Elle n’était pas le genre de personne qui profitait du statut des gens pour être en leur compagnie et Candice en était grandement consciente. Elle avait facilement reconnu le côté humble et authentique de la jeune femme.

— J’ai un frère qui est médecin en Angleterre. Il a travaillé dur pour payer ses études, car mes parents n’avaient pas un rond. Je ne le vois que très rarement, nous avons des horaires chargés, comme tu peux l’imaginer.

— Au moins, vous trouvez le moyen de vous rencontrer. Ça, c’est bien. Aujourd’hui, tout va si vite qu’il est facile de se perdre. Et avec les réseaux sociaux, nous sommes en contact avec tout le monde, tout le temps. Difficile de ne pas avoir des nouvelles de telle ou telle personne.

Emma lut avec attention le message de Ian qui lui demandait de nouveau l’endroit où son père se trouvait. Elle lui répondit en lui donnant le nom de l’hôpital. Avec Ian, Emma ressentait que son magnétisme n’avait d’effet sur elle qu’au moment où ils étaient ensemble.
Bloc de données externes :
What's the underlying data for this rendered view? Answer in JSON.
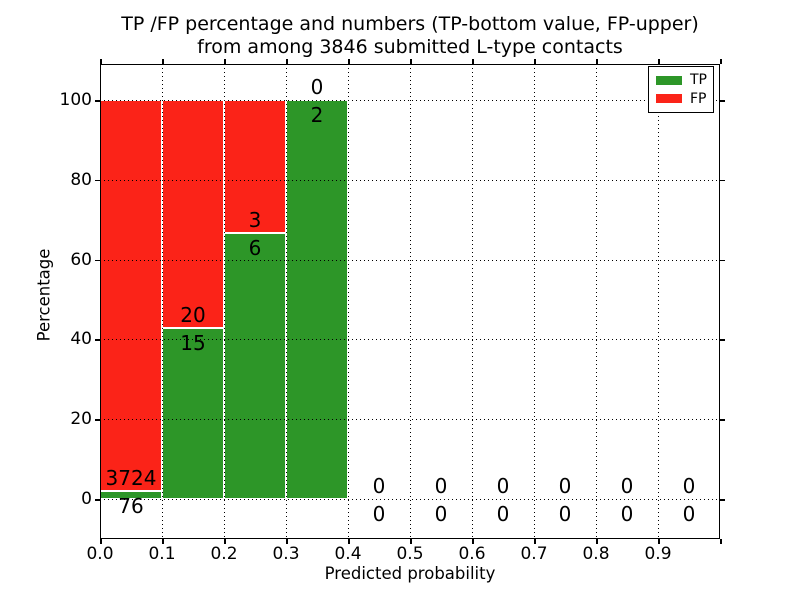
{
  "title": {
    "line1": "TP /FP percentage and numbers (TP-bottom value, FP-upper)",
    "line2": "from among 3846 submitted L-type contacts"
  },
  "colors": {
    "tp": "#2d9628",
    "fp": "#fb2318",
    "grid": "#000000",
    "spine": "#000000",
    "bar_edge": "#ffffff",
    "background": "#ffffff"
  },
  "chart_data": {
    "type": "bar",
    "stacked": true,
    "title": "TP /FP percentage and numbers (TP-bottom value, FP-upper)\nfrom among 3846 submitted L-type contacts",
    "xlabel": "Predicted probability",
    "ylabel": "Percentage",
    "xlim": [
      0.0,
      1.0
    ],
    "ylim": [
      -10,
      110
    ],
    "x_ticks": [
      "0.0",
      "0.1",
      "0.2",
      "0.3",
      "0.4",
      "0.5",
      "0.6",
      "0.7",
      "0.8",
      "0.9"
    ],
    "y_ticks": [
      0,
      20,
      40,
      60,
      80,
      100
    ],
    "grid": "dotted",
    "total_submitted": 3846,
    "bins": [
      {
        "range": [
          0.0,
          0.1
        ],
        "tp": 76,
        "fp": 3724
      },
      {
        "range": [
          0.1,
          0.2
        ],
        "tp": 15,
        "fp": 20
      },
      {
        "range": [
          0.2,
          0.3
        ],
        "tp": 6,
        "fp": 3
      },
      {
        "range": [
          0.3,
          0.4
        ],
        "tp": 2,
        "fp": 0
      },
      {
        "range": [
          0.4,
          0.5
        ],
        "tp": 0,
        "fp": 0
      },
      {
        "range": [
          0.5,
          0.6
        ],
        "tp": 0,
        "fp": 0
      },
      {
        "range": [
          0.6,
          0.7
        ],
        "tp": 0,
        "fp": 0
      },
      {
        "range": [
          0.7,
          0.8
        ],
        "tp": 0,
        "fp": 0
      },
      {
        "range": [
          0.8,
          0.9
        ],
        "tp": 0,
        "fp": 0
      },
      {
        "range": [
          0.9,
          1.0
        ],
        "tp": 0,
        "fp": 0
      }
    ],
    "legend": {
      "position": "upper right",
      "entries": [
        {
          "label": "TP"
        },
        {
          "label": "FP"
        }
      ]
    }
  }
}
Quelque chose avec lui n’accrochait pas totalement, même si elle le sentait honnête et authentique avec elle.

— Alors, c’est du sérieux avec ce Gabriel ? demanda Candice.

— Non. Je suis un peu prise entre deux hommes en ce moment et je n’arrive pas à choisir vraiment. L’un d’eux a une avance sur l’autre, mais quand je suis en présence de l’autre... j’oublie presque le premier. C’est comme s’ils se complétaient pour former un seul homme qui serait parfait.
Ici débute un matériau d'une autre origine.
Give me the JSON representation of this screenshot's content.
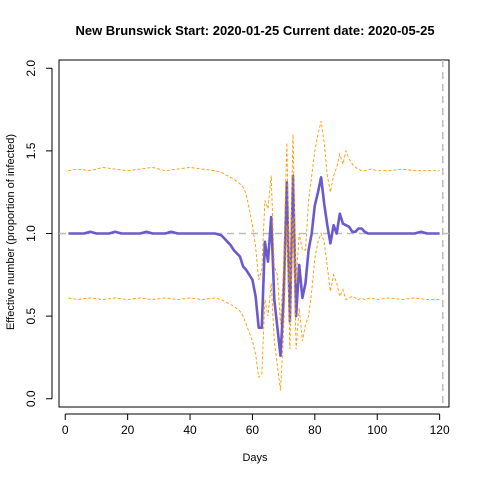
{
  "chart_data": {
    "type": "line",
    "title": "New Brunswick Start:  2020-01-25   Current date:  2020-05-25",
    "xlabel": "Days",
    "ylabel": "Effective number (proportion of infected)",
    "xlim": [
      -2,
      123
    ],
    "ylim": [
      -0.05,
      2.05
    ],
    "x_ticks": [
      0,
      20,
      40,
      60,
      80,
      100,
      120
    ],
    "x_tick_labels": [
      "0",
      "20",
      "40",
      "60",
      "80",
      "100",
      "120"
    ],
    "y_ticks": [
      0.0,
      0.5,
      1.0,
      1.5,
      2.0
    ],
    "y_tick_labels": [
      "0.0",
      "0.5",
      "1.0",
      "1.5",
      "2.0"
    ],
    "reference_hline": 1.0,
    "reference_vline": 121,
    "colors": {
      "median": "#6a5acd",
      "bounds": "#ff9900",
      "reference": "#bbbbbb"
    },
    "series": [
      {
        "role": "median",
        "x": [
          1,
          2,
          4,
          6,
          8,
          10,
          12,
          14,
          16,
          18,
          20,
          22,
          24,
          26,
          28,
          30,
          32,
          34,
          36,
          38,
          40,
          42,
          44,
          46,
          48,
          50,
          51,
          52,
          53,
          54,
          55,
          56,
          57,
          58,
          59,
          60,
          61,
          62,
          63,
          64,
          65,
          66,
          67,
          68,
          69,
          70,
          71,
          72,
          73,
          74,
          75,
          76,
          77,
          78,
          79,
          80,
          81,
          82,
          83,
          84,
          85,
          86,
          87,
          88,
          89,
          90,
          91,
          92,
          93,
          94,
          95,
          96,
          97,
          98,
          99,
          100,
          102,
          104,
          106,
          108,
          110,
          112,
          114,
          116,
          118,
          120
        ],
        "y": [
          1.0,
          1.0,
          1.0,
          1.0,
          1.01,
          1.0,
          1.0,
          1.0,
          1.01,
          1.0,
          1.0,
          1.0,
          1.0,
          1.01,
          1.0,
          1.0,
          1.0,
          1.01,
          1.0,
          1.0,
          1.0,
          1.0,
          1.0,
          1.0,
          1.0,
          0.99,
          0.97,
          0.95,
          0.93,
          0.9,
          0.88,
          0.86,
          0.8,
          0.78,
          0.75,
          0.72,
          0.62,
          0.43,
          0.43,
          0.95,
          0.83,
          1.1,
          0.6,
          0.43,
          0.26,
          0.6,
          1.31,
          0.47,
          1.35,
          0.5,
          0.81,
          0.61,
          0.7,
          0.9,
          1.0,
          1.17,
          1.25,
          1.34,
          1.18,
          1.05,
          0.94,
          1.05,
          1.0,
          1.12,
          1.06,
          1.05,
          1.04,
          1.01,
          1.01,
          1.03,
          1.03,
          1.01,
          1.0,
          1.0,
          1.0,
          1.0,
          1.0,
          1.0,
          1.0,
          1.0,
          1.0,
          1.0,
          1.01,
          1.0,
          1.0,
          1.0
        ]
      },
      {
        "role": "upper_bound",
        "x": [
          1,
          4,
          8,
          12,
          16,
          20,
          24,
          28,
          32,
          36,
          40,
          44,
          48,
          50,
          52,
          54,
          56,
          57,
          58,
          59,
          60,
          61,
          62,
          63,
          64,
          65,
          66,
          67,
          68,
          69,
          70,
          71,
          72,
          73,
          74,
          75,
          76,
          77,
          78,
          79,
          80,
          81,
          82,
          83,
          84,
          85,
          86,
          87,
          88,
          89,
          90,
          91,
          92,
          93,
          94,
          95,
          96,
          98,
          100,
          104,
          108,
          112,
          116,
          120
        ],
        "y": [
          1.38,
          1.39,
          1.38,
          1.4,
          1.39,
          1.38,
          1.39,
          1.4,
          1.38,
          1.39,
          1.4,
          1.39,
          1.38,
          1.37,
          1.35,
          1.33,
          1.3,
          1.28,
          1.24,
          1.15,
          1.05,
          0.92,
          0.72,
          0.78,
          1.2,
          1.15,
          1.35,
          0.8,
          0.75,
          0.45,
          0.8,
          1.55,
          0.7,
          1.6,
          0.7,
          1.0,
          0.9,
          0.9,
          1.2,
          1.35,
          1.5,
          1.6,
          1.68,
          1.55,
          1.35,
          1.25,
          1.35,
          1.4,
          1.48,
          1.42,
          1.5,
          1.45,
          1.42,
          1.4,
          1.39,
          1.38,
          1.38,
          1.39,
          1.38,
          1.38,
          1.39,
          1.38,
          1.38,
          1.38
        ]
      },
      {
        "role": "lower_bound",
        "x": [
          1,
          4,
          8,
          12,
          16,
          20,
          24,
          28,
          32,
          36,
          40,
          44,
          48,
          50,
          52,
          54,
          56,
          57,
          58,
          59,
          60,
          61,
          62,
          63,
          64,
          65,
          66,
          67,
          68,
          69,
          70,
          71,
          72,
          73,
          74,
          75,
          76,
          77,
          78,
          79,
          80,
          81,
          82,
          83,
          84,
          85,
          86,
          87,
          88,
          89,
          90,
          91,
          92,
          93,
          94,
          95,
          96,
          98,
          100,
          104,
          108,
          112,
          116,
          120
        ],
        "y": [
          0.61,
          0.6,
          0.61,
          0.6,
          0.61,
          0.6,
          0.61,
          0.6,
          0.61,
          0.6,
          0.61,
          0.6,
          0.61,
          0.6,
          0.58,
          0.56,
          0.53,
          0.5,
          0.45,
          0.4,
          0.35,
          0.27,
          0.13,
          0.15,
          0.6,
          0.5,
          0.7,
          0.35,
          0.2,
          0.05,
          0.4,
          1.05,
          0.3,
          1.1,
          0.3,
          0.55,
          0.35,
          0.45,
          0.5,
          0.65,
          0.85,
          0.95,
          1.0,
          0.95,
          0.8,
          0.65,
          0.75,
          0.7,
          0.62,
          0.66,
          0.6,
          0.61,
          0.62,
          0.61,
          0.6,
          0.61,
          0.6,
          0.61,
          0.6,
          0.61,
          0.6,
          0.61,
          0.6,
          0.6
        ]
      }
    ]
  }
}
— Je ne te conseille pas de jouer sur deux tableaux en même temps. Ça ne se termine jamais bien ces histoires-là. Fais un choix et fais-le rapidement pour éviter de perdre des plumes et de blesser autrui.

Emma savait qu’elle devait faire un choix. Elle ne les connaissait pas encore assez tous les deux pour que son choix soit éclairé.
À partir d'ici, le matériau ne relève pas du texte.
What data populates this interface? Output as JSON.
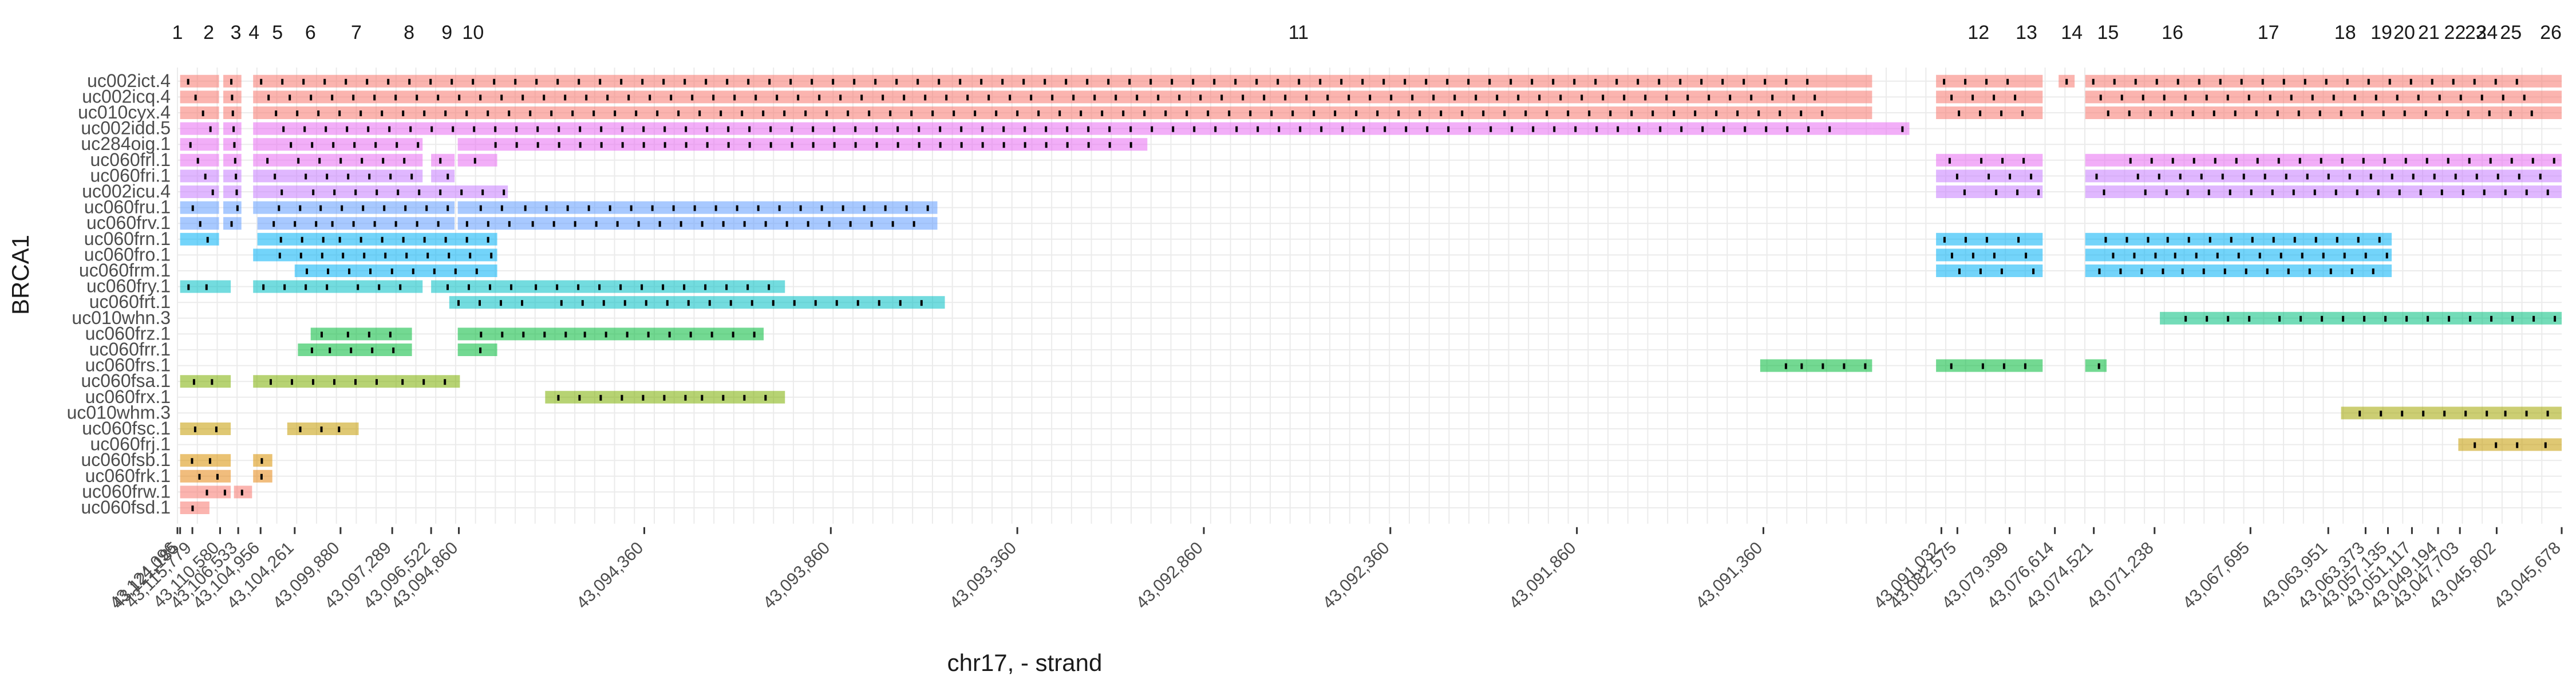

— Gabriel est un cartésien, un scientifique, mais quand je suis avec lui, c’est une âme qui est belle et sincère. Je suis bien avec lui. Je me retrouve en lui. Ian est un artiste. Il sait jouer et danser avec les mots. Il me dit ce que j’ai besoin d’entendre comme s’il parlait à mon cœur. Il vient chercher une partie de moi qui est plus cachée, moins à l’avant-plan. C’est celui que j’attendais le soir que nous avons passé ensemble au bar. Il a un aspect mauvais garçon qui m’attire énormément. Ian arrive à me faire croire à l’impossible... Son côté bohème est difficile à accepter pour moi.

— Il est rarement envisageable d’apprivoiser un animal sauvage. Tu as lu le Petit Prince ? demanda Candice. Puis, elle poursuivit : c’est certain que tu as dû le lire. J’ai pensé au passage avec le renard : « C’est le temps que tu as perdu pour ta rose qui fait ta rose si importante. ».

— Oui. « On ne voit bien qu’avec les yeux du cœur. L’essentiel est invisible pour les yeux. » Il faut que je m’arrête et que je prenne le temps de regarder avec mon cœur ce qu’il veut vraiment. Ou qui il désire réellement.